Ce vò fegato a fà i profeti

Apro uno dei miei libri dell’università. Uno dei primi esami che ho sostenuto.

Fu un acquisto strano, perchè il professore ci disse: comprate questo libro, imparate ciò che c’è scritto sopra, poi odiate ogni parola. Questo libro contiene tutto ciò che voi, come esperti di relazioni pubbliche, non dovrete mai fare.

Il libro, di un autore molto noto che non rivelerò neanche sotto tortura, è un agglomerato di marketing,  sociologia della comunicazione di massa, economia e tecniche pubblicitarie. E’ abbastanza datato, diciamolo.

Io ovviamente ne ho letto ogni parola, e diligentemente ne ho odiato ogni parola.

E’ stato efficace, devo dire, perchè ormai non riesco più a guardare una pubblicità, un piano strategico, un’analisi di marketing senza cercare l’eventuale virgola fuori posto.

Ed ovviamente sto impazzendo! Perchè la concezione dell’utente, del target (chiamatelo come volete) come contenitore vuoto da riempire di messaggi, non solo non è scomparsa, ma sembra godere di ottima salute.

Noi siamo ancora quelli ai quali “i desideri vanno provocati, suggeriti, creati”.  Di fatto, siamo depauperati di una delle principali funzioni mentali, che è appunto il desiderare.

Perchè c’è qualcuno che ci anticipa, che fa scacco alla nostra pigrizia, e ci dice: “ma che perdi tempo a pensare cosa vorresti? Te lo diciamo noi e toh, guarda, ti diamo anche ciò che ti soddisfa”.

Intendiamoci, questo meccanismo fa girare l’economia e la politica da sempre, non voglio fare quella appena scesa dalla casetta sull’albero.

Ma se questo cerchio non può essere spezzato (e io, fortunatamente, dubito che sia impossibile), vorrei almeno maggiore rispetto.
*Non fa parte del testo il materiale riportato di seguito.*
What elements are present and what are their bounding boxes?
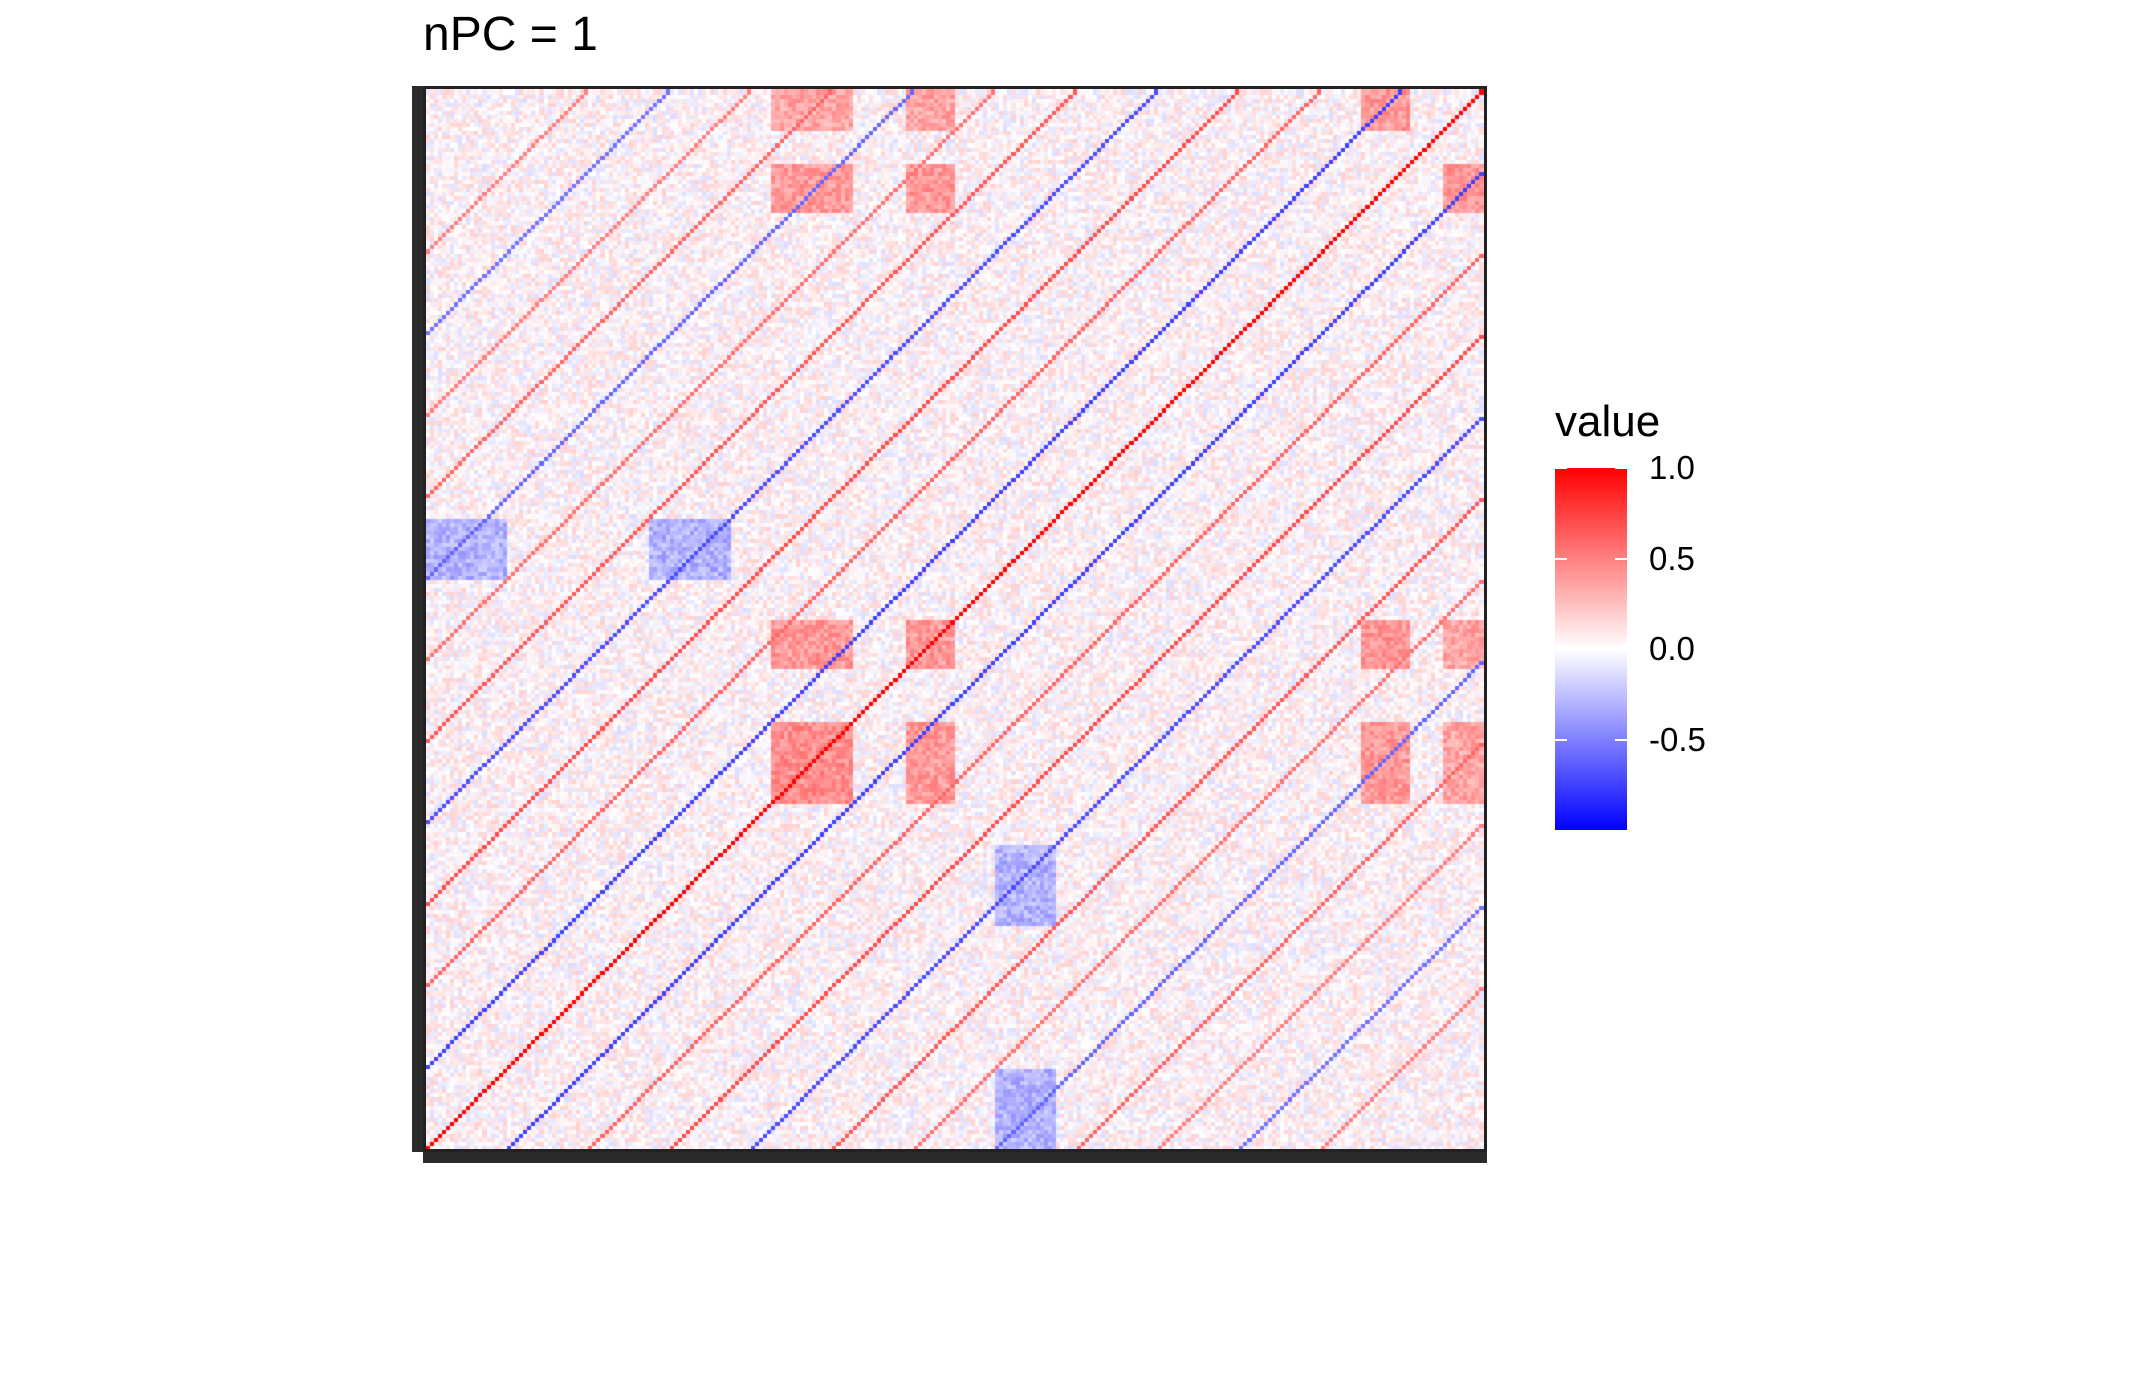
- legend-tick-label: 0.0: [1649, 630, 1695, 667]
- y-axis-line: [412, 86, 423, 1152]
- plot-panel: [423, 86, 1487, 1152]
- legend-tick-label: 1.0: [1649, 449, 1695, 486]
- legend-tick-mark: [1615, 557, 1627, 560]
- x-axis-line: [423, 1152, 1487, 1163]
- chart-title: nPC = 1: [423, 8, 598, 61]
- legend: value 1.0 0.5 0.0 -0.5: [1555, 397, 1795, 858]
- legend-tick-mark: [1555, 557, 1567, 560]
- legend-tick-mark: [1555, 738, 1567, 741]
- legend-title: value: [1555, 397, 1661, 446]
- legend-tick-mark: [1555, 467, 1567, 469]
- legend-tick-mark: [1615, 738, 1627, 741]
- heatmap-cells: [426, 89, 1484, 1149]
- legend-tick-mark: [1555, 648, 1567, 650]
- legend-tick-mark: [1615, 467, 1627, 469]
- legend-tick-label: -0.5: [1649, 720, 1706, 758]
- legend-tick-label: 0.5: [1649, 539, 1695, 577]
- legend-tick-mark: [1615, 648, 1627, 650]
In fondo, se io non lo compro il tuo prodotto, tu non lavori, no? Quindi, mi vuoi ascoltare?

La risposta ovviamente è NO. No perchè “loro” non solo pensano di potermi dire cosa voglio oggi, ma anche cosa vorrò domani.

Hanno il futuro in mano, quindi? Sono profeti, quindi? E noi che facciamo, ci crediamo?

Ci crediamo sì, perchè continuiamo a comprare tubi di patatine che non sono fatte di patate, da sgranocchiare di fronte all’ennesimo documentario su Nostradamus, che promette sconvolgenti ed inedite interpretazioni.

E ci vorrà pure fegato a fà i profeti, ma intanto le patatine ibride attaccano il nostro, di fegato.